Ровной, красиво размеченной дорожки к пункту пропуска тоже не было. Вместо нее шла яма, в которой лежали вырванный с мясом неизвестной чей дизель, причудливо изогнутые столбы, ощетинившиеся арматурой, и кучи облицовочной вагонки. Странно, подумал Егоров, все в труху, человечина горит и дымит, а сайдинг только поломался, но даже не закоптился. Как так-то?
Он шел по грудам мусора медленно и аккуратно, обходя уж очень дикие завалы. Земля была мокрая, ноги моментально покрылись комьями черной жижи. Явно уже прошел дождь – и теперь начинал накрапывать снова. Впереди тянулись, сливаясь с низкими тучами, уходящие вдаль черные дымы. Горизонта видно не было совсем. Из тлеющих пожарищ несло паленой резиной и металлом.
Удар «Томагавка» с ядерной боевой частью пришелся ровно в центр полевого лагеря и просто стер его с лица земли так, как стирают с кухонного стола крошки грязной, давно не мытой кухонной тряпкой. Эпицентр, судя по всему, был где-то в районе станции «Красная Могила», где военные несколько дней подряд сгружали бесконечное тыловое имущество, расставляли броню, копали. Тот, кому пришло в голову дать такое название населенному пункту, явно был почти пророк. Теперь посреди станции зияла гладкая проплешина, стерильно чистая, без единого живого существа. А вокруг нее все чадило и лениво догорало, образуя гигантский красный ореол.

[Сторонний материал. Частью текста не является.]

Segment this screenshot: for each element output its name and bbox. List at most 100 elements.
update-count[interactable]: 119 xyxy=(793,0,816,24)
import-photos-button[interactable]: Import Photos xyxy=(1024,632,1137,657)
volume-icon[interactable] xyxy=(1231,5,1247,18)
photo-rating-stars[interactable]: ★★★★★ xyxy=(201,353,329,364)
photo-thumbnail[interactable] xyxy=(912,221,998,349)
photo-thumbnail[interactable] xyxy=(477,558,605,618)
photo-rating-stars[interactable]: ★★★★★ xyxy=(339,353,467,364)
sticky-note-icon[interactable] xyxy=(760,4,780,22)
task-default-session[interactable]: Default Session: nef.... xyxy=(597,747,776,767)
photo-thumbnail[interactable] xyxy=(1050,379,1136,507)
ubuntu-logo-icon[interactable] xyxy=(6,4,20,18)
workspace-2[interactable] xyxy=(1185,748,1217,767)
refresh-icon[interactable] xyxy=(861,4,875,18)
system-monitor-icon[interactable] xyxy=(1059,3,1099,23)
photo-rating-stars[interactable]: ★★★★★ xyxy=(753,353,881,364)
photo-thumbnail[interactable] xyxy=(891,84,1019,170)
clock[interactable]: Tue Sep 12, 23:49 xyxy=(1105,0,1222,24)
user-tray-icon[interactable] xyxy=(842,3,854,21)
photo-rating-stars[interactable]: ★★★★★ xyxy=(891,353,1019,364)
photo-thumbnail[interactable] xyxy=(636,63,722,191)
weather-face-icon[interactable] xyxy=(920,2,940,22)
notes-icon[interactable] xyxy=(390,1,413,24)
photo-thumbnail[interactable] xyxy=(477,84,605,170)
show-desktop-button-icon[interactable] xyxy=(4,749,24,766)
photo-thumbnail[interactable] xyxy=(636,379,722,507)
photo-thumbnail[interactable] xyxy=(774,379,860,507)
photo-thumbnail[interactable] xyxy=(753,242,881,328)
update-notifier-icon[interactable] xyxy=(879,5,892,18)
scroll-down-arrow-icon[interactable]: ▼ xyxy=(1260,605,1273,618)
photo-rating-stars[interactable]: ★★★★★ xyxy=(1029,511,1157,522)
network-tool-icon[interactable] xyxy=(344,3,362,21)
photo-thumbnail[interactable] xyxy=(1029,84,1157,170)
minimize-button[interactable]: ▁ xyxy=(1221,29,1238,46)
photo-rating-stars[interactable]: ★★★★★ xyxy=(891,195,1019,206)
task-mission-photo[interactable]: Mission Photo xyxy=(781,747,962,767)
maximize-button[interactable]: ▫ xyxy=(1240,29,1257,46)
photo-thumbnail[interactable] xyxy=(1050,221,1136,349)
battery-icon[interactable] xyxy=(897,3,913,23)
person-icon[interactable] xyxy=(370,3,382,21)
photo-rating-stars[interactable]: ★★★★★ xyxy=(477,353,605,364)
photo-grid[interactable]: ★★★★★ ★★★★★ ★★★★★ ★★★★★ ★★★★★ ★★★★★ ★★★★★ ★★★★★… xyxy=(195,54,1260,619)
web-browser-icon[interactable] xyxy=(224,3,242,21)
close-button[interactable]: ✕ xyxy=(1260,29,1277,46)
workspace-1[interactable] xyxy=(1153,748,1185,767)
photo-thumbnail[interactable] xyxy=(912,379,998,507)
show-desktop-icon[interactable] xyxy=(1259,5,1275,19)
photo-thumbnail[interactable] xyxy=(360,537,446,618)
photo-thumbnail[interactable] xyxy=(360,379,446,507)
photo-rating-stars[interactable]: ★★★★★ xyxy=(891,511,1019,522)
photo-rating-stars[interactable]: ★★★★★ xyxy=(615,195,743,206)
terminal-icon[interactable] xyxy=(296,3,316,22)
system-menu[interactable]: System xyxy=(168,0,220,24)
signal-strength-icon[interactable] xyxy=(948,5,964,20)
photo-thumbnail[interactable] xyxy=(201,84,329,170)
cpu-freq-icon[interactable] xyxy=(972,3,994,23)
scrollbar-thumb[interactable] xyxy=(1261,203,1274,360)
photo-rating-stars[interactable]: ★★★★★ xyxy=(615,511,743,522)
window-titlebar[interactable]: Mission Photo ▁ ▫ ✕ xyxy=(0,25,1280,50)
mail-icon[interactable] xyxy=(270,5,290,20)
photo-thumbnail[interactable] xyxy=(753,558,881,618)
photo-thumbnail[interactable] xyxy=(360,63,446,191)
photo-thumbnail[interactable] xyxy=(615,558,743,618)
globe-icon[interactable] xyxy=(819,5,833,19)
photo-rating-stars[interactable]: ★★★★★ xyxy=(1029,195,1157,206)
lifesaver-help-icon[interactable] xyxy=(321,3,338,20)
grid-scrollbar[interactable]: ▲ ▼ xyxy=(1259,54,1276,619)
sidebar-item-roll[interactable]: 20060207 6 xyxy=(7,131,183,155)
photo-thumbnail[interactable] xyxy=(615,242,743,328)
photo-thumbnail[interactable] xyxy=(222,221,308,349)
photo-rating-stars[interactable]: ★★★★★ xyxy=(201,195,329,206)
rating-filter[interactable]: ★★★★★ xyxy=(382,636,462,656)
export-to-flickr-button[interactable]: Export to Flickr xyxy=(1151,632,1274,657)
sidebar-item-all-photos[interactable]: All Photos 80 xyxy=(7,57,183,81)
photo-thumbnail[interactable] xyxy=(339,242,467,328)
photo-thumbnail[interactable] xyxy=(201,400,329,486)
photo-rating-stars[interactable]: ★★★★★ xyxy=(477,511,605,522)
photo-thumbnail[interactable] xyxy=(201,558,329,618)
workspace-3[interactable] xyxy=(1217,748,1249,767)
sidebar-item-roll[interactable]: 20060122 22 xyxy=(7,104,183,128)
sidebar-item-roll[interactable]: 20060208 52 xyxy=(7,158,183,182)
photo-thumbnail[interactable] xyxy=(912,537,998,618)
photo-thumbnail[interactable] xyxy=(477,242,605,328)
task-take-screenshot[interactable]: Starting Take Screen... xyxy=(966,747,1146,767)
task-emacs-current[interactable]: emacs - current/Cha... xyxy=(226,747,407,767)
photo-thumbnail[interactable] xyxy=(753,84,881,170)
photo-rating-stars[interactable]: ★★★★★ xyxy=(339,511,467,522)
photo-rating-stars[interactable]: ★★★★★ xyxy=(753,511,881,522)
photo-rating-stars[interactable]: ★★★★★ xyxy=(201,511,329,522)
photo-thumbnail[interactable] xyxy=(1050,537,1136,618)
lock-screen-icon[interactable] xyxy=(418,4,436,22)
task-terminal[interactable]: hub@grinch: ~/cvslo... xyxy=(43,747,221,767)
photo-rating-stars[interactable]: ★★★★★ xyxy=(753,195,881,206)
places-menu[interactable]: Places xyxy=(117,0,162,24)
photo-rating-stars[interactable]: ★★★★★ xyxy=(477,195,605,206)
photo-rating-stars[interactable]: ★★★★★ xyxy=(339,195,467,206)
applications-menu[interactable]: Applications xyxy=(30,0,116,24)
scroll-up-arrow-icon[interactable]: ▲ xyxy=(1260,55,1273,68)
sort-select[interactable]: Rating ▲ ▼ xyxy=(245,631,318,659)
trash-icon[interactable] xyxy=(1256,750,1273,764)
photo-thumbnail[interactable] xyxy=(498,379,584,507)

Город Краснопартизанск, скорее всего, прекратил свое существование и сгорел вместе с жителями, собаками, огородами, со всей группировкой, тысячами солдат, офицеров и генералов. 200 килотонн не оставили им ни малейшего шанса. Гуково явно досталось меньше, так как к западу небыло видно ничего, кроме черного тумана, а на востоке бодро пылали разрозненные пожарища.
Такие же удары, видимо, пришлись по всем остальным резервам армии. Выжженная земля и черно-красные клочки покрывали обширное пространство земли вдоль бывшей украинской границы.
Линия фронта прочно встала под Изюмом и Балаклеей. В шатком равновесии болтался Херсон. На самом верху, как обычно, царила политическая шизофрения. Одной рукой торговались, предлагая эксклюзивные скидки, а второй тянули резервы, боеприпасы, проводили мобилизацию, все еще рассчитывая взять Харьков и Николаев. Ситуация могла обернуться и так и эдак.
Чье-то всевидящее око пересчитало все танки и боеприпасы, непрерывным потоком тянущиеся на восток, произвело расчеты и пришло к выводу, что дешевле прихлопнуть все это добро одним массированным ударом. Вероятность обрушения восточного фронта постоянно увеличивалась, выделяемая союзниками помощь могла и не дать нужного эффекта.
Поэтому ранее подписанные договоры и обещания сочли несущественным препятствием, не стоящим бумаги, на которой их напечатали. Удар должен был раздавить всю русскую армию как хрупкую бабочку, привести политическое руководство в состоянии ужаса и заставить забыть даже думать о каком-либо сопротивлении.